A production-shaped distributed key-value store built for the Parallel and Distributed Systems course. The architecture explicitly addresses the four canonical distributed-systems concerns: concurrency, scalability, fault tolerance, and consistency.

Architecture

                      ┌─────────┐
                      │ Client  │
                      └────┬────┘
                           ▼
                  ┌───────────────────┐
                  │ Nginx Load Balancer│
                  └──┬─────────────┬──┘
                     ▼             ▼
              ┌──────────┐  ┌──────────┐
              │ API Node │  │ API Node │
              └─────┬────┘  └────┬─────┘
                    │            │
        ┌───────────┴────────────┴────────────┐
        ▼                                     ▼
  ┌──────────┐                       ┌────────────────┐
  │  Redis   │                       │   RabbitMQ     │
  │ +Sentinel│                       │   (workers)    │
  └─────┬────┘                       └────────┬───────┘
        ▼                                     ▼
  ┌──────────────┐                    ┌──────────────┐
  │ CockroachDB  │                    │  Consumer    │
  │   cluster    │                    │   workers    │
  └──────────────┘                    └──────────────┘

   Prometheus + Grafana   |   Autoscaler   |   Health checks

What I built

REST API

A FastAPI service exposing PUT(key, value), GET(key), and DELETE(key). Stateless API nodes sit behind Nginx so the system scales horizontally with zero changes to the application code.

Caching layer with failover

Redis provides a hot-path cache; Redis Sentinel continuously monitors the master and performs automatic failover so an unhealthy primary doesn’t take the system down.

Persistent storage

CockroachDB stores the canonical data.
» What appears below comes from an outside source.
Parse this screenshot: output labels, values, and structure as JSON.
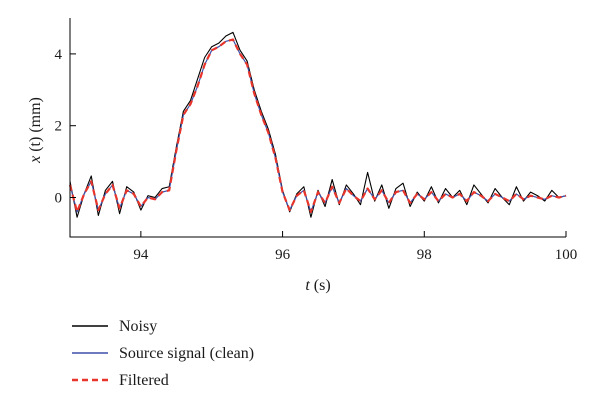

It’s a distributed SQL database with ACID transactions, automatic replication, and Raft-based consensus — meaning data survives node failures and remains strongly consistent.

Async processing

Heavy or batched operations land on a RabbitMQ message queue and are processed by consumer workers. This decouples request latency from work latency and lets the system absorb traffic bursts gracefully.

Observability

A Prometheus + Grafana stack scrapes metrics from every component (API latency, cache hit rate, queue depth, DB query times). I built dashboards for the four pillars: latency, errors, saturation, and traffic.

Autoscaling and health checks

A custom autoscaler monitors load and brings additional API nodes / workers online (or removes them) automatically. Health checks at every layer trigger alerts before failures cascade.

Reproducibility

The whole stack — Nginx, FastAPI, Redis, Sentinel, RabbitMQ, CockroachDB, Prometheus, Grafana, autoscaler — boots from a single docker-compose up. The repo also ships with a cloud migration plan (proposed AWS / Azure / GCP architecture, phased migration, security and cost analysis).

Why it matters

This project is the inverse of DepChain: where DepChain is about correctness under Byzantine adversaries, this one is about staying online and fast as load and failures grow. Together they cover the two halves of dependable distributed systems.